Meditations is described by Wikipedia as "a series of personal writings by Marcus Aurelius, Roman Emperor from 161 to 180 AD, recording his private notes to himself and ideas on Stoic philosophy.
Marcus Aurelius wrote the 12 books of the Meditations in Koine Greek as a source for his own guidance and self-improvement. It is possible that large portions of the work were written at Sirmium, where he spent much time planning military campaigns from 170 to 180. Some of it was written while he was positioned at Aquincum on campaign in Pannonia, because internal notes tell us that the first book was written when he was campaigning against the Quadi on the river Granova (modern-day Hron) and the second book was written at Carnuntum.

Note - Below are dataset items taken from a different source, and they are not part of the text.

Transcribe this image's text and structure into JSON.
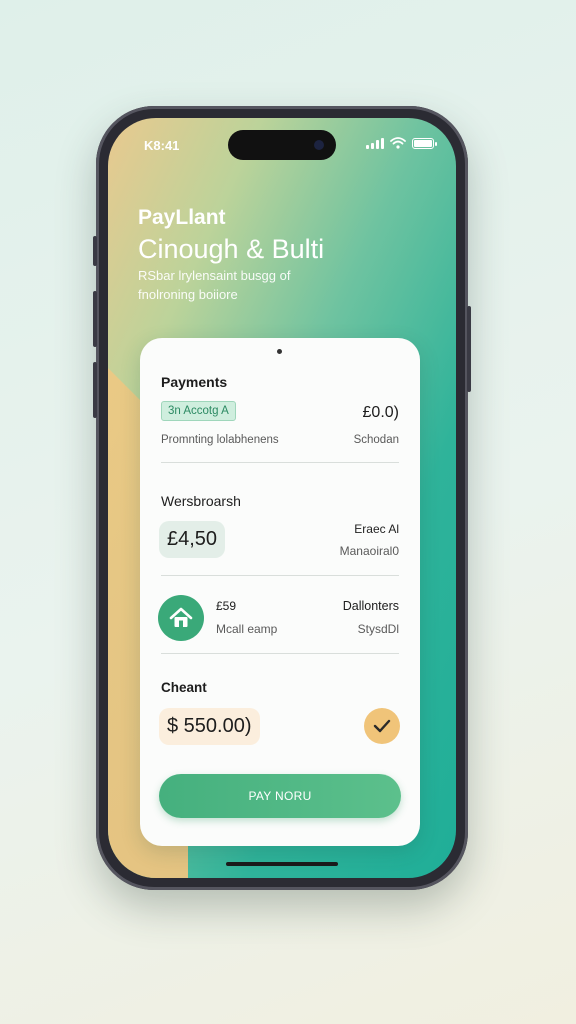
{
  "status_bar": {
    "time": "K8:41",
    "icons": [
      "signal-icon",
      "wifi-icon",
      "battery-icon"
    ]
  },
  "header": {
    "app_name": "PayLlant",
    "headline": "Cinough & Bulti",
    "subtext": "RSbar lrylensaint busgg of fnolroning boiiore"
  },
  "card": {
    "payments": {
      "title": "Payments",
      "tag": "3n Accotg A",
      "amount": "£0.0)",
      "description": "Promnting lolabhenens",
      "status": "Schodan"
    },
    "section2": {
      "title": "Wersbroarsh",
      "amount": "£4,50",
      "right_label": "Eraec Al",
      "right_sub": "Manaoiral0"
    },
    "section3": {
      "amount": "£59",
      "label": "Mcall eamp",
      "right_label": "Dallonters",
      "right_sub": "StysdDl",
      "icon": "home-icon"
    },
    "section4": {
      "title": "Cheant",
      "amount": "$ 550.00)",
      "icon": "check-icon"
    },
    "pay_button": "PAY NORU"
  },
  "colors": {
    "accent_green": "#3aa979",
    "accent_peach": "#f0c479",
    "gradient_teal": "#1fae98",
    "gradient_sand": "#e9c98f"
  }
}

It is unlikely that Marcus Aurelius ever intended the writings to be published and the work has no official title, so "Meditations" is one of several titles commonly assigned to the collection. These writings take the form of quotations varying in length from one sentence to long paragraphs."
Excerpt from book 1:
I. Of my grandfather Verus I have learned to be gentle and meek, and to
refrain from all anger and passion. From the fame and memory of him that
begot me I have learned both shamefastness and manlike behaviour. Of my
mother I have learned to be religious, and bountiful; and to forbear,
not only to do, but to intend any evil; to content myself with a spare
diet, and to fly all such excess as is incidental to great wealth. Of my
great-grandfather, both to frequent public schools and auditories, and
to get me good and able teachers at home; and that I ought not to think
much, if upon such occasions, I were at excessive charges.
II. Of him that brought me up, not to be fondly addicted to either of
the two great factions of the coursers in the circus, called Prasini,
and Veneti: nor in the amphitheatre partially to favour any of the
gladiators, or fencers, as either the Parmularii, or the Secutores.
Moreover, to endure labour; nor to need many things; when I have
anything to do, to do it myself rather than by others; not to meddle
with many businesses; and not easily to admit of any slander.
III. Of Diognetus, not to busy myself about vain things, and not easily
to believe those things, which are commonly spoken, by such as take upon
them to work wonders, and by sorcerers, or prestidigitators, and
impostors; concerning the power of charms, and their driving out of
demons, or evil spirits; and the like. Not to keep quails for the game;
nor to be mad after such things. Not to be offended with other men's
liberty of speech, and to apply myself unto philosophy. Him also I must
thank, that ever I heard first Bacchius, then Tandasis and Marcianus,
and that I did write dialogues in my youth; and that I took liking to
the philosophers' little couch and skins, and such other things, which
by the Grecian discipline are proper to those who profess philosophy.